答案1
你可以让 Ti钾Z 进行计算:
\documentclass[border=10pt]{standalone}
\usepackage{tikz}
\usetikzlibrary{intersections, decorations.markings}
\newlength{\cx}
\newlength{\cy}
\NewDocumentCommand{\extractangle}{ m O{0pt} O{0pt} m }{
\pgfextractx{\cx}{\pgfpointanchor{#4}{center}}
\pgfextracty{\cy}{\pgfpointanchor{#4}{center}}
\pgfmathparse{atan2(\cy-(#3),\cx-(#2))}
\let#1=\pgfmathresult
}
\begin{document}
\begin{tikzpicture}[
font=\scriptsize,
dot/.style={
node contents={},
inner sep=0.5pt,
circle,
fill,
},
three arrow heads/.style={
postaction={
decorate,
decoration={
markings,
mark={
at position -3.885cm
with { \arrow{>}}
},
mark={
at position -2.25cm
with { \arrow{>}}
},
mark={
at position -0.635cm
with { \arrow{>}}
}
}
}
}
]
% base line
\draw (0:3) -- (180:3);
% coordinates and calculations
\coordinate (A) at (120:2);
\coordinate (B) at (90:2);
\coordinate (C) at (60:2);
\path[name path=CircleA] (A) circle[radius=0.25];
\path[name path=CircleB] (B) circle[radius=0.25];
\path[name path=CircleC] (C) circle[radius=0.25];
\path[name path=Arc] (0:2) arc[start angle=0, end angle=180, radius=2];
\path[name intersections={of=CircleA and Arc, name=i}];
\path[name intersections={of=CircleB and Arc, name=j}];
\path[name intersections={of=CircleC and Arc, name=k}];
\extractangle{\angleA}[cos(120)*2cm][sin(120)*2cm]{i-1}
\extractangle{\angleB}{i-1}
\extractangle{\angleC}{j-1}
\extractangle{\angleD}[0pt][2cm]{j-1}
\extractangle{\angleE}[0pt][2cm]{j-2}
\extractangle{\angleF}{j-2}
\extractangle{\angleG}{k-1}
\extractangle{\angleH}[cos(60)*2cm][sin(60)*2cm]{k-1}
% squarish shape
\draw[three arrow heads]
([yshift=0.25cm]120:2) coordinate[label={left:{$B$}}]

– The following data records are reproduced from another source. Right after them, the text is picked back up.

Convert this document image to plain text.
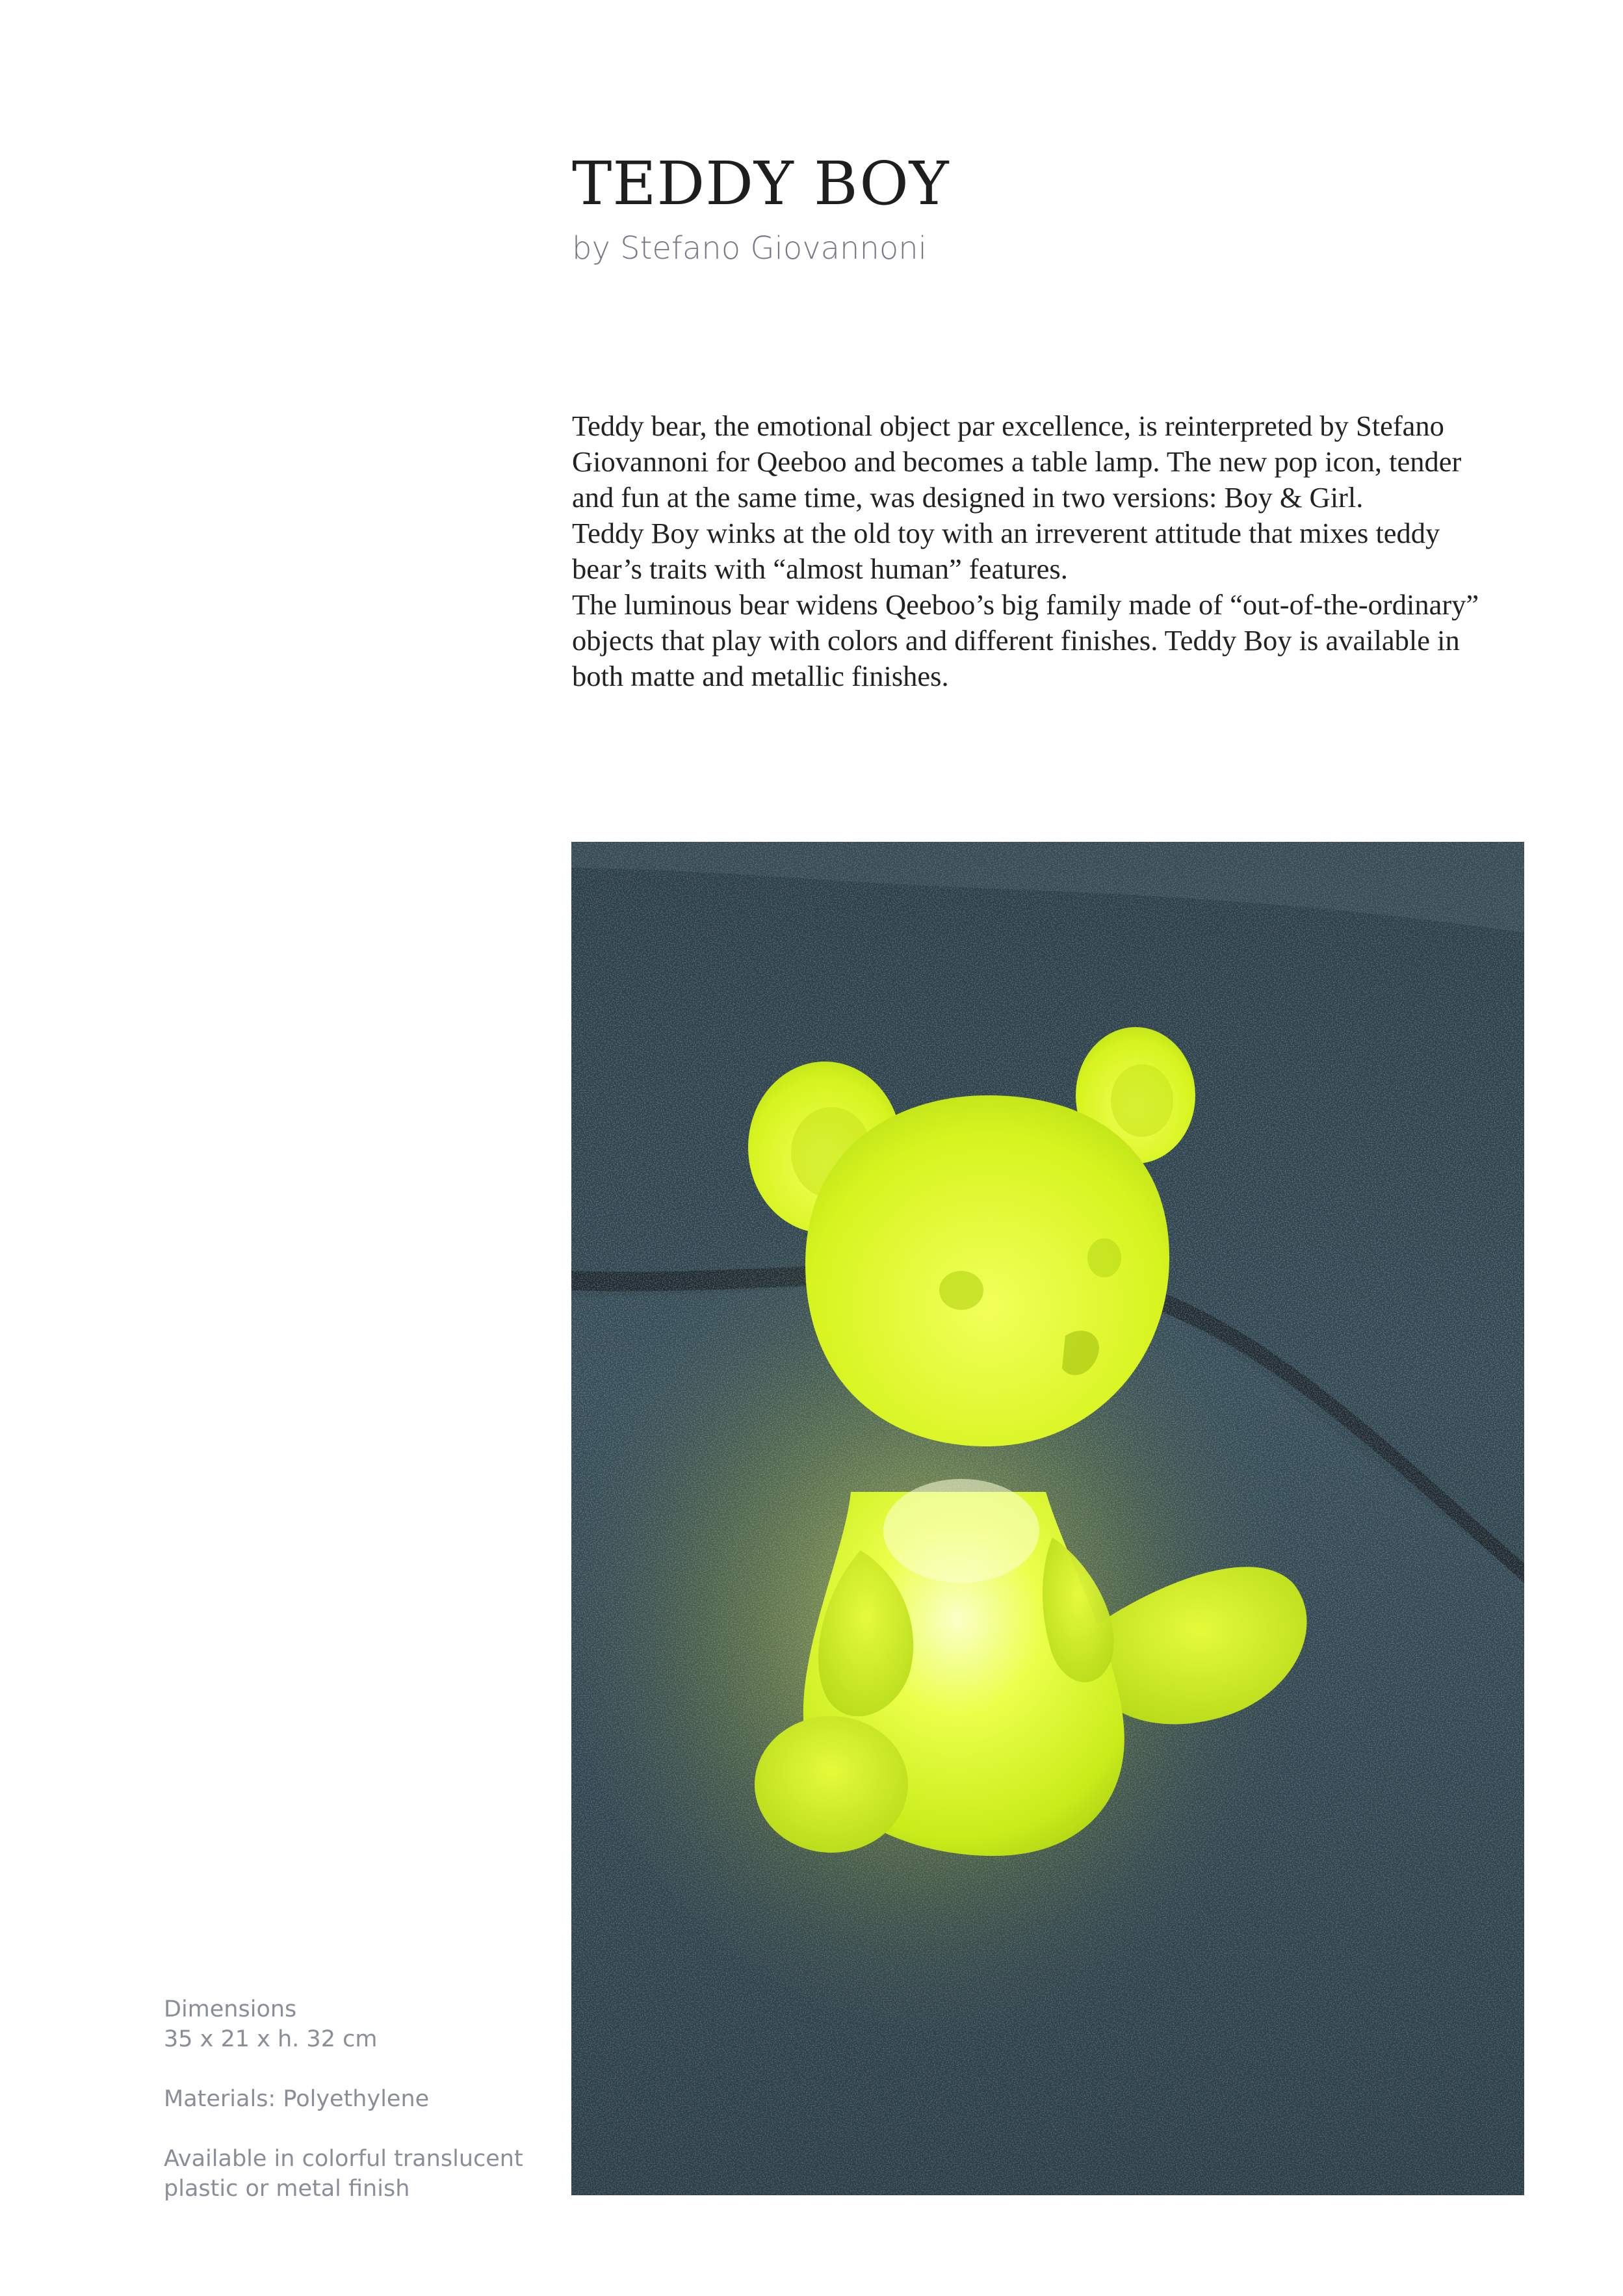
TEDDY BOY

by Stefano Giovannoni

Teddy bear, the emotional object par excellence, is reinterpreted by Stefano

Giovannoni for Qeeboo and becomes a table lamp. The new pop icon, tender

and fun at the same time, was designed in two versions: Boy & Girl.

Teddy Boy winks at the old toy with an irreverent attitude that mixes teddy

bear’s traits with “almost human” features.

The luminous bear widens Qeeboo’s big family made of “out-of-the-ordinary”

objects that play with colors and different finishes. Teddy Boy is available in

both matte and metallic finishes.

Dimensions

35 x 21 x h. 32 cm

Materials: Polyethylene

Available in colorful translucent

plastic or metal finish
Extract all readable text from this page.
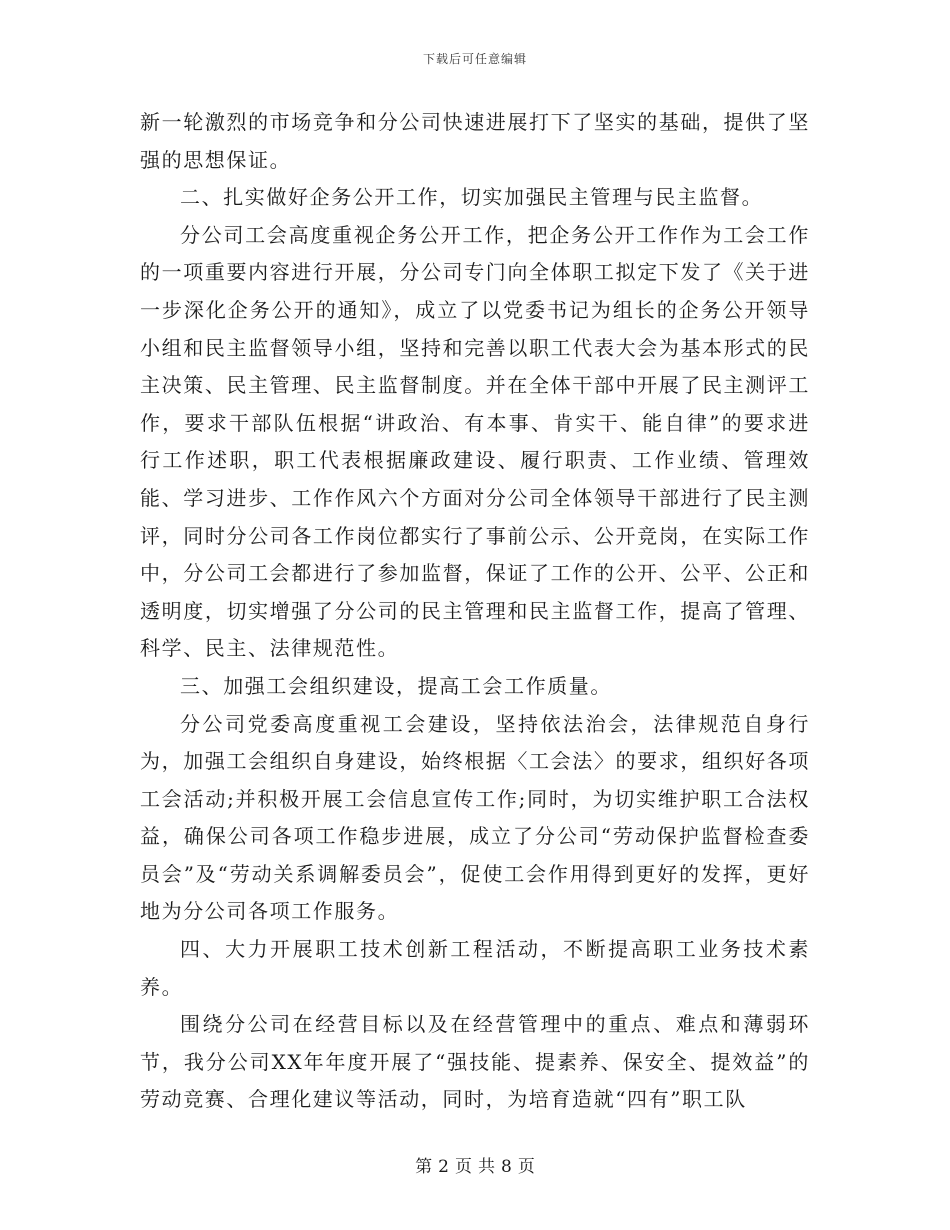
下载后可任意编辑

新一轮激烈的市场竞争和分公司快速进展打下了坚实的基础，提供了坚强的思想保证。

二、扎实做好企务公开工作，切实加强民主管理与民主监督。

分公司工会高度重视企务公开工作，把企务公开工作作为工会工作的一项重要内容进行开展，分公司专门向全体职工拟定下发了《关于进一步深化企务公开的通知》，成立了以党委书记为组长的企务公开领导小组和民主监督领导小组，坚持和完善以职工代表大会为基本形式的民主决策、民主管理、民主监督制度。并在全体干部中开展了民主测评工作，要求干部队伍根据“讲政治、有本事、肯实干、能自律”的要求进行工作述职，职工代表根据廉政建设、履行职责、工作业绩、管理效能、学习进步、工作作风六个方面对分公司全体领导干部进行了民主测评，同时分公司各工作岗位都实行了事前公示、公开竞岗，在实际工作中，分公司工会都进行了参加监督，保证了工作的公开、公平、公正和透明度，切实增强了分公司的民主管理和民主监督工作，提高了管理、科学、民主、法律规范性。

三、加强工会组织建设，提高工会工作质量。

分公司党委高度重视工会建设，坚持依法治会，法律规范自身行为，加强工会组织自身建设，始终根据〈工会法〉的要求，组织好各项工会活动;并积极开展工会信息宣传工作;同时，为切实维护职工合法权益，确保公司各项工作稳步进展，成立了分公司“劳动保护监督检查委员会”及“劳动关系调解委员会”，促使工会作用得到更好的发挥，更好地为分公司各项工作服务。

四、大力开展职工技术创新工程活动，不断提高职工业务技术素养。

围绕分公司在经营目标以及在经营管理中的重点、难点和薄弱环节，我分公司XX年年度开展了“强技能、提素养、保安全、提效益”的劳动竞赛、合理化建议等活动，同时，为培育造就“四有”职工队

第 2 页 共 8 页
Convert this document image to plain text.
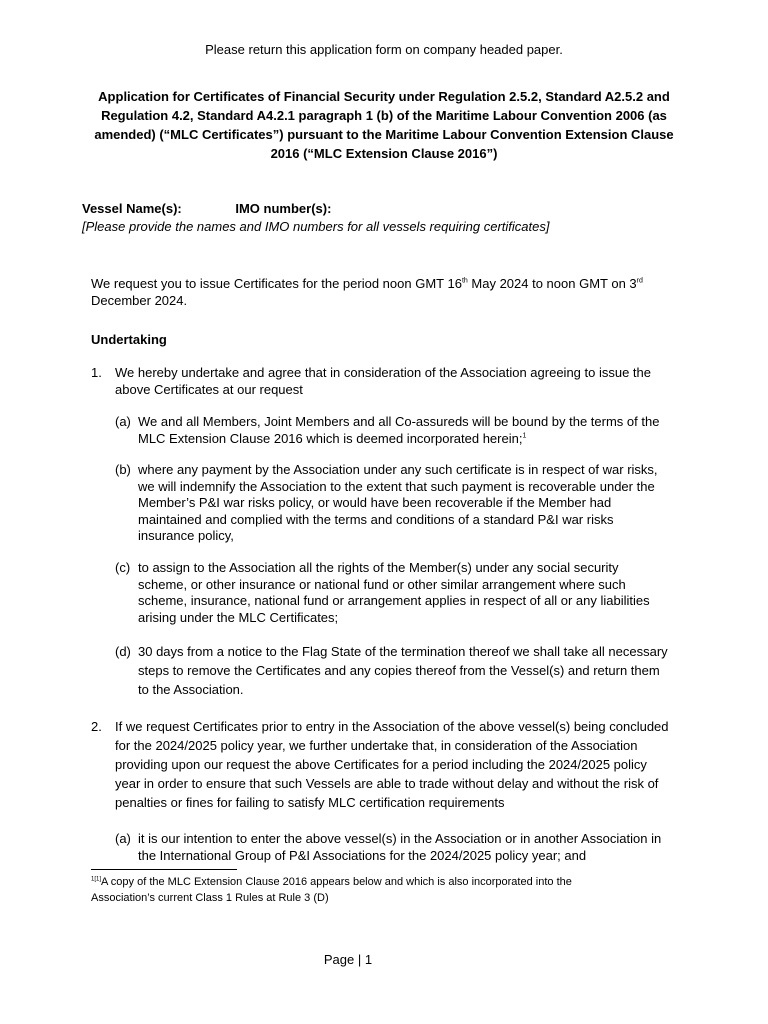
Please return this application form on company headed paper.
Application for Certificates of Financial Security under Regulation 2.5.2, Standard A2.5.2 and Regulation 4.2, Standard A4.2.1 paragraph 1 (b) of the Maritime Labour Convention 2006 (as amended) (“MLC Certificates”) pursuant to the Maritime Labour Convention Extension Clause 2016 (“MLC Extension Clause 2016”)
Vessel Name(s):	IMO number(s):
[Please provide the names and IMO numbers for all vessels requiring certificates]
We request you to issue Certificates for the period noon GMT 16th May 2024 to noon GMT on 3rd December 2024.
Undertaking
1.	We hereby undertake and agree that in consideration of the Association agreeing to issue the above Certificates at our request
(a) We and all Members, Joint Members and all Co-assureds will be bound by the terms of the MLC Extension Clause 2016 which is deemed incorporated herein;$^1$
(b) where any payment by the Association under any such certificate is in respect of war risks, we will indemnify the Association to the extent that such payment is recoverable under the Member’s P&I war risks policy, or would have been recoverable if the Member had maintained and complied with the terms and conditions of a standard P&I war risks insurance policy,
(c) to assign to the Association all the rights of the Member(s) under any social security scheme, or other insurance or national fund or other similar arrangement where such scheme, insurance, national fund or arrangement applies in respect of all or any liabilities arising under the MLC Certificates;
(d) 30 days from a notice to the Flag State of the termination thereof we shall take all necessary steps to remove the Certificates and any copies thereof from the Vessel(s) and return them to the Association.
2.	If we request Certificates prior to entry in the Association of the above vessel(s) being concluded for the 2024/2025 policy year, we further undertake that, in consideration of the Association providing upon our request the above Certificates for a period including the 2024/2025 policy year in order to ensure that such Vessels are able to trade without delay and without the risk of penalties or fines for failing to satisfy MLC certification requirements
(a) it is our intention to enter the above vessel(s) in the Association or in another Association in the International Group of P&I Associations for the 2024/2025 policy year; and
$^{1[1]}$A copy of the MLC Extension Clause 2016 appears below and which is also incorporated into the Association’s current Class 1 Rules at Rule 3 (D)
Page | 1
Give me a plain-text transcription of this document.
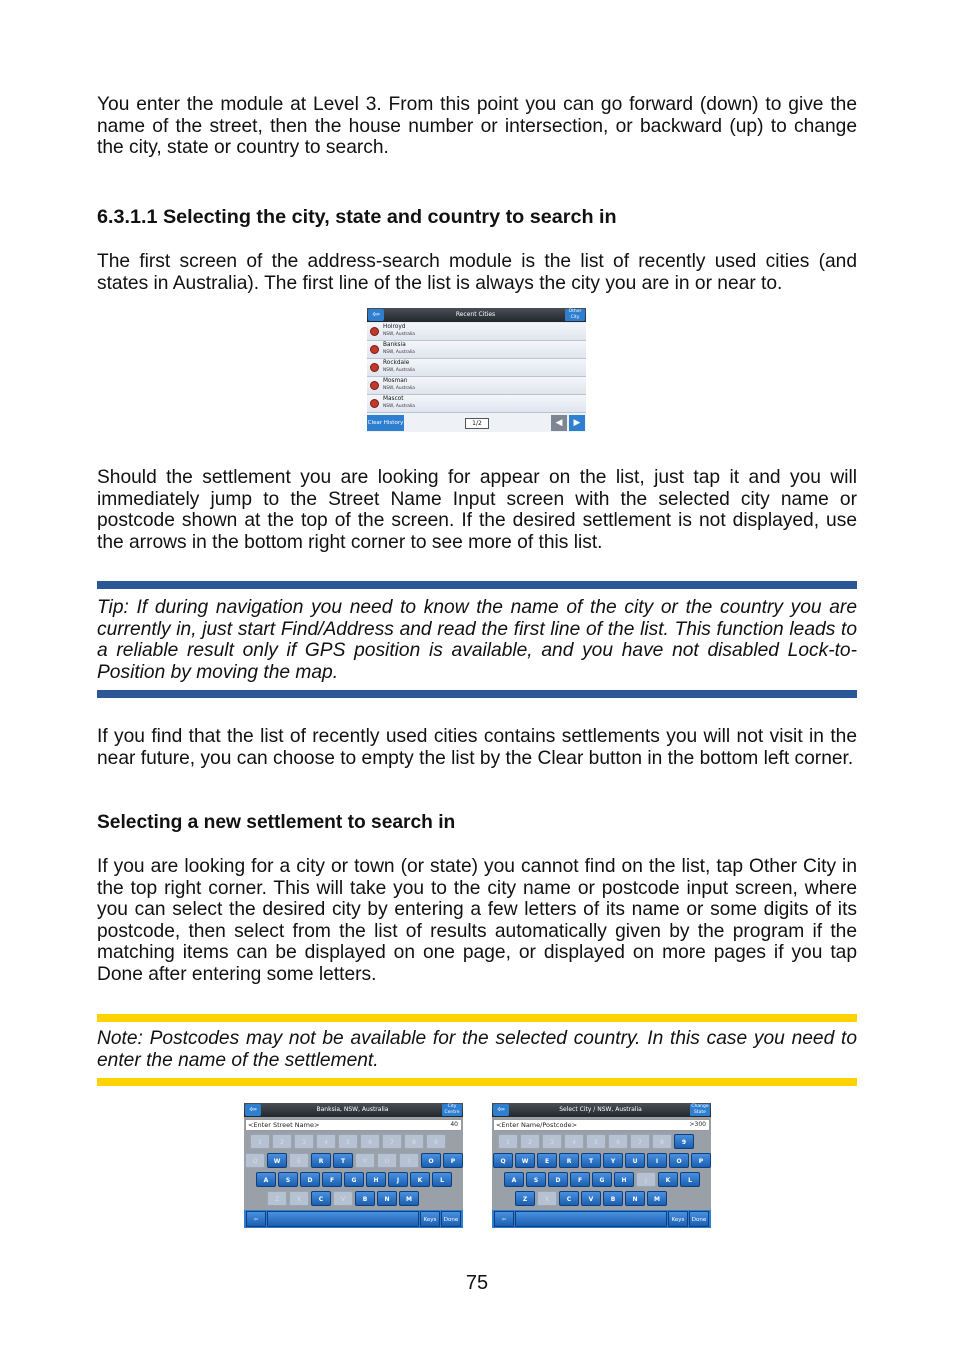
You enter the module at Level 3. From this point you can go forward (down) to give the name of the street, then the house number or intersection, or backward (up) to change the city, state or country to search.

6.3.1.1 Selecting the city, state and country to search in

The first screen of the address-search module is the list of recently used cities (and states in Australia). The first line of the list is always the city you are in or near to.

⇦	Recent Cities	Other City
Holroyd
NSW, Australia
Banksia
NSW, Australia
Rockdale
NSW, Australia
Mosman
NSW, Australia
Mascot
NSW, Australia
Clear History	1/2	◀	▶

Should the settlement you are looking for appear on the list, just tap it and you will immediately jump to the Street Name Input screen with the selected city name or postcode shown at the top of the screen. If the desired settlement is not displayed, use the arrows in the bottom right corner to see more of this list.

Tip: If during navigation you need to know the name of the city or the country you are currently in, just start Find/Address and read the first line of the list. This function leads to a reliable result only if GPS position is available, and you have not disabled Lock-to-Position by moving the map.

If you find that the list of recently used cities contains settlements you will not visit in the near future, you can choose to empty the list by the Clear button in the bottom left corner.

Selecting a new settlement to search in

If you are looking for a city or town (or state) you cannot find on the list, tap Other City in the top right corner. This will take you to the city name or postcode input screen, where you can select the desired city by entering a few letters of its name or some digits of its postcode, then select from the list of results automatically given by the program if the matching items can be displayed on one page, or displayed on more pages if you tap Done after entering some letters.

Note: Postcodes may not be available for the selected country. In this case you need to enter the name of the settlement.

⇦	Banksia, NSW, Australia	City Centre
<Enter Street Name>	40
1	2	3	4	5	6	7	8	9
Q	W	E	R	T	Y	U	I	O	P
A	S	D	F	G	H	J	K	L
Z	X	C	V	B	N	M
⇦	Keys	Done
⇦	Select City / NSW, Australia	Change State
<Enter Name/Postcode>	>300
1	2	3	4	5	6	7	8	9
Q	W	E	R	T	Y	U	I	O	P
A	S	D	F	G	H	J	K	L
Z	X	C	V	B	N	M
⇦	Keys	Done
75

arc[start angle=90, end angle={\angleA}, radius=0.25]
coordinate[label={below:{$C$}}]
arc[start angle=\angleB, end angle=\angleC, radius=2]
coordinate[label={below:{$D$}}]
arc[start angle={360+\angleD}, end angle=\angleE, radius=0.25]
coordinate[label={below:{$E$}}]
arc[start angle=\angleF, end angle=\angleG, radius=2]
coordinate[label={below:{$F$}}]
arc[start angle=\angleH, end angle=90, radius=0.25]
coordinate[label={right:{$G$}}]
-- ++(0,1.25) coordinate[label={above right:{$H$}}]
-| coordinate[label={above left:{$A$}}] cycle;
% big arc
\draw
(0:2)
arc[start angle=0, end angle=60, radius=2]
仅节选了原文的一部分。